Saturday, March 25, 2017

In the Flesh

I cannot say that I have had the privilege to rub shoulders with many notable individuals   those with some sort of valid claim to historical transcendence. 

At what was an impressionable age I did come into contact with a plethora of really quite minor celebrities through my father’s business, then familiar faces from the broadcasting milieu and the middle orders of the small screen acting profession. 

If I were to be put into cryogenic stasis for a century or so and then, on emerging, attempt to impress my new contemporaries with these acquaintances, nobody would have any idea who I was talking about. 

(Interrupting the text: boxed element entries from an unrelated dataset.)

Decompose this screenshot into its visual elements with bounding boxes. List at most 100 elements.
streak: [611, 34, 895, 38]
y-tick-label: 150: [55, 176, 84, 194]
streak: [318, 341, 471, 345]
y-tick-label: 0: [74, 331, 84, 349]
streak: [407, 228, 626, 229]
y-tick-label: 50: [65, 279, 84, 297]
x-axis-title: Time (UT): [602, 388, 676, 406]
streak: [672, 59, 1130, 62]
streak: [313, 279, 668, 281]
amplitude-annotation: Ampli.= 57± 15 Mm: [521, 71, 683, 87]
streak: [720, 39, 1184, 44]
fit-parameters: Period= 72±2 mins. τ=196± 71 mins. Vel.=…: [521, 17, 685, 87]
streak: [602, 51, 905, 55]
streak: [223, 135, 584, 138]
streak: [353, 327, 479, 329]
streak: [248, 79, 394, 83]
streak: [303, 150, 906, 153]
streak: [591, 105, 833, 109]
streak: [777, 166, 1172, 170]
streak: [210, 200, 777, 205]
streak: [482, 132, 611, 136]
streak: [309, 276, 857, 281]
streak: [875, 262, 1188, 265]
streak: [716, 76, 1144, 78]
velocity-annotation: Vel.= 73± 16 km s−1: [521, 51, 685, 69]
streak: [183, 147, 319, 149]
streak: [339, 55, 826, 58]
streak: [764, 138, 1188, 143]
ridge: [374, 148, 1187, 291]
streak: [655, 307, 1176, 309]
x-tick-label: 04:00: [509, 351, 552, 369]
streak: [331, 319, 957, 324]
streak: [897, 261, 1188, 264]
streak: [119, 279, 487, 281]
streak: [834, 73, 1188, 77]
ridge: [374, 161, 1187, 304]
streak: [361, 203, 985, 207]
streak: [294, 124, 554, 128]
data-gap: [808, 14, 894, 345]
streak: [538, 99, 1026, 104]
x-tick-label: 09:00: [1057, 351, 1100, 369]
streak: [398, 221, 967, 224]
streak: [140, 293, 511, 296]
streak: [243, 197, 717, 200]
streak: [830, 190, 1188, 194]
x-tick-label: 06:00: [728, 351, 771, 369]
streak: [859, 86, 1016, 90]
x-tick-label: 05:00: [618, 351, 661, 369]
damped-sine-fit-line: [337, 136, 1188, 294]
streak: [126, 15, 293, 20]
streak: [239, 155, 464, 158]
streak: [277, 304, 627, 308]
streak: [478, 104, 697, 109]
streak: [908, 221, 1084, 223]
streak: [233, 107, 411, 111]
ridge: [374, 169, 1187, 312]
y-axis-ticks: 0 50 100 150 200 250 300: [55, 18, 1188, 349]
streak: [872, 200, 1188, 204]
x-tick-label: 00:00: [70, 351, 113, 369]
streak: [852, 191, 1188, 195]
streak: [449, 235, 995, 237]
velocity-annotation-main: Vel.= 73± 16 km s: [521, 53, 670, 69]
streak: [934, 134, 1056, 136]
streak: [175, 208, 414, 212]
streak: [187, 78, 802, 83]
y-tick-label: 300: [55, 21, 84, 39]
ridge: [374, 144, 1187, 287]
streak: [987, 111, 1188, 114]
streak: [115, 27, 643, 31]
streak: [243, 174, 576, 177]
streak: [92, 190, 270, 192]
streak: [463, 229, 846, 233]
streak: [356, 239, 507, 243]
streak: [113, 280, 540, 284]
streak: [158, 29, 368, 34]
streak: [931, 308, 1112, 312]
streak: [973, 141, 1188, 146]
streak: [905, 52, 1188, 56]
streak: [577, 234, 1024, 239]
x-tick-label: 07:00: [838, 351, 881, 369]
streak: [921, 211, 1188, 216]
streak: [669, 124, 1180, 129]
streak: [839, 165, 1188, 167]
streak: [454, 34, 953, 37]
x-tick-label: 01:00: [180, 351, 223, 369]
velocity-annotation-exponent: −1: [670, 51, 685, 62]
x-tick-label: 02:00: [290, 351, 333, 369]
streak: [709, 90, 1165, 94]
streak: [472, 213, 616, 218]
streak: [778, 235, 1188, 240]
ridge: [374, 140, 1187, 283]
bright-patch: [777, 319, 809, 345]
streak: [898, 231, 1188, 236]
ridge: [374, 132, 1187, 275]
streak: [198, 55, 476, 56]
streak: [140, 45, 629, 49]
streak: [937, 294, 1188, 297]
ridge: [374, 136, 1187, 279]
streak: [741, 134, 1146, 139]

However, there is a tiny trio of names which might still be worth dropping. Individuals with whom I am very pleased to exchanged a few words: Douglas Adams, Stephen Hawking and Carlos Fuentes. 

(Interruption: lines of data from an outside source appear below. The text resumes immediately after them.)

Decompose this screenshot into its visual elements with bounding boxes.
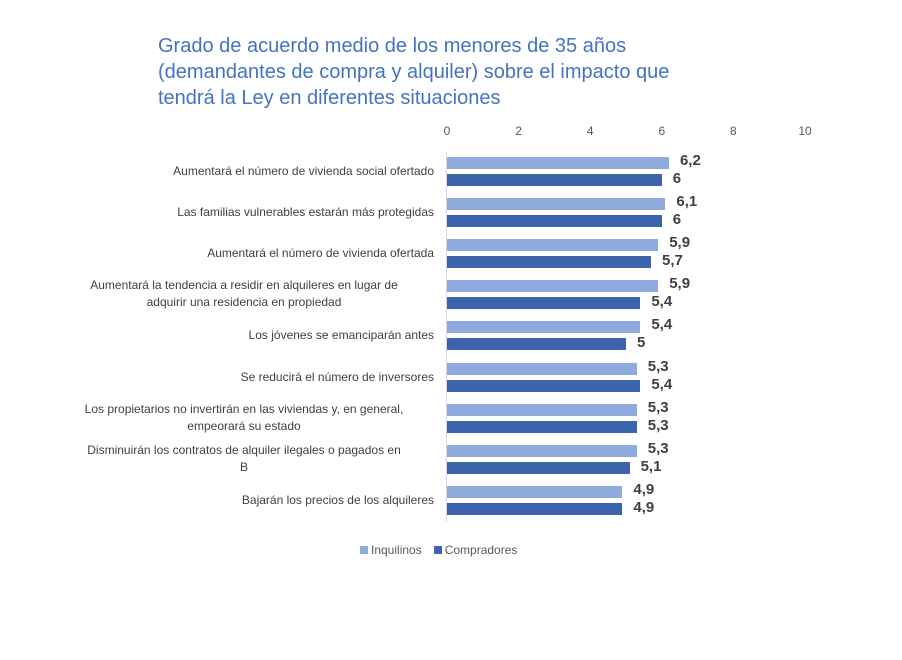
bar-compradores [447,256,652,269]
category-label: Se reducirá el número de inversores [54,369,434,386]
value-label-compradores: 6 [672,211,682,229]
bar-compradores [447,297,641,310]
x-tick: 0 [443,124,451,138]
plot-area: Aumentará el número de vivienda social o… [0,152,902,522]
category-label-line: Los jóvenes se emanciparán antes [248,328,434,343]
value-label-inquilinos: 6,2 [679,152,701,169]
category-label: Los jóvenes se emanciparán antes [54,327,434,344]
bar-compradores [447,338,626,351]
value-label-inquilinos: 6,1 [676,193,698,211]
value-label-inquilinos: 5,3 [647,439,669,457]
category-row: Aumentará el número de vivienda social o… [0,153,902,198]
category-row: Los propietarios no invertirán en las vi… [0,399,902,445]
bar-inquilinos [447,403,637,416]
value-label-compradores: 5,1 [640,457,662,475]
category-label-line: Los propietarios no invertirán en las vi… [84,401,404,416]
category-label: Aumentará el número de vivienda social o… [54,163,434,180]
value-label-compradores: 6 [672,170,682,187]
category-row: Bajarán los precios de los alquileres 4,9… [0,481,902,527]
bar-compradores [447,174,662,186]
value-label-inquilinos: 5,9 [669,234,691,252]
chart-title-line: Grado de acuerdo medio de los menores de… [158,35,627,57]
legend-item-compradores: Compradores [433,543,518,557]
bar-compradores [447,502,623,515]
y-axis-line [446,152,447,522]
legend-swatch-inquilinos [360,546,368,554]
bar-compradores [447,215,662,228]
legend-label: Compradores [444,543,518,557]
category-label: Bajarán los precios de los alquileres [54,492,434,509]
chart-title-line: tendrá la Ley en diferentes situaciones [158,87,501,109]
category-label-line: Disminuirán los contratos de alquiler il… [87,442,401,457]
value-label-inquilinos: 5,4 [651,316,673,334]
value-label-inquilinos: 5,3 [647,357,669,375]
category-label: Las familias vulnerables estarán más pro… [54,204,434,221]
bar-compradores [447,461,630,474]
category-row: Disminuirán los contratos de alquiler il… [0,440,902,486]
x-tick: 2 [515,124,522,138]
category-label-line: Aumentará la tendencia a residir en alqu… [90,278,398,293]
value-label-compradores: 5,3 [647,416,669,434]
bar-inquilinos [447,321,641,334]
category-row: Se reducirá el número de inversores 5,3 5,… [0,358,902,404]
x-tick: 4 [586,124,594,138]
chart-title: Grado de acuerdo medio de los menores de… [158,33,778,111]
category-label-line: B [239,459,248,474]
category-label: Disminuirán los contratos de alquiler il… [54,442,434,476]
legend: Inquilinos Compradores [360,543,517,557]
category-label-line: Se reducirá el número de inversores [240,369,434,384]
x-tick: 8 [730,124,737,138]
category-label-line: Aumentará el número de vivienda social o… [173,164,434,178]
chart-title-line: (demandantes de compra y alquiler) sobre… [158,61,670,83]
value-label-inquilinos: 5,3 [647,398,669,416]
category-label-line: empeorará su estado [187,418,301,433]
value-label-inquilinos: 5,9 [669,275,691,293]
category-row: Los jóvenes se emanciparán antes 5,4 5 [0,317,902,362]
bar-compradores [447,420,637,433]
legend-label: Inquilinos [371,543,422,557]
value-label-compradores: 5 [637,334,646,352]
category-label: Aumentará la tendencia a residir en alqu… [54,277,434,311]
category-label: Los propietarios no invertirán en las vi… [54,401,434,435]
value-label-compradores: 5,7 [662,252,683,270]
value-label-compradores: 5,4 [651,293,673,311]
bar-inquilinos [447,198,666,211]
category-label-line: Aumentará el número de vivienda ofertada [207,246,434,261]
value-label-inquilinos: 4,9 [633,480,655,498]
x-tick: 10 [798,124,812,138]
bar-inquilinos [447,280,659,293]
bar-inquilinos [447,444,637,457]
category-label-line: adquirir una residencia en propiedad [146,295,342,310]
bar-inquilinos [447,485,623,498]
x-tick: 6 [658,124,666,138]
x-axis-ticks: 0 2 4 6 8 10 [0,124,902,144]
category-label-line: Bajarán los precios de los alquileres [241,492,434,507]
value-label-compradores: 5,4 [651,375,673,393]
bar-compradores [447,379,641,392]
bar-inquilinos [447,362,637,375]
category-label: Aumentará el número de vivienda ofertada [54,245,434,262]
legend-item-inquilinos: Inquilinos [360,543,422,557]
bar-inquilinos [447,239,659,252]
category-row: Aumentará la tendencia a residir en alqu… [0,276,902,321]
category-row: Las familias vulnerables estarán más pro… [0,194,902,239]
value-label-compradores: 4,9 [633,498,655,516]
category-label-line: Las familias vulnerables estarán más pro… [177,205,434,220]
bar-inquilinos [447,157,669,169]
legend-swatch-compradores [433,546,442,554]
category-row: Aumentará el número de vivienda ofertada… [0,235,902,280]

And I suppose - minus the few words part - I might add Vladimir Ilyich Ulyanov (alias Lenin). 


For such was our encounter in his Red Square mausoleum in 1984 (appropriately enough) that it felt unmistakeably ‘in the flesh’. 

In Lenin the Dictator, An Intimate Portrait Victor Sebestyen describes Vlad as...


‘The kind of demagogue familiar to us in western democracies, as well as in dictatorships. In his quest for power, he promised people anything and everything. He offered simple solutions to complex problems. He lied unashamedly. He identified a scapegoat he could later label ‘enemies of the people’. He justified himself on the basis that winning meant everything…. Lenin was the godfather of what commentators a century after his time call ‘post-truth politics’.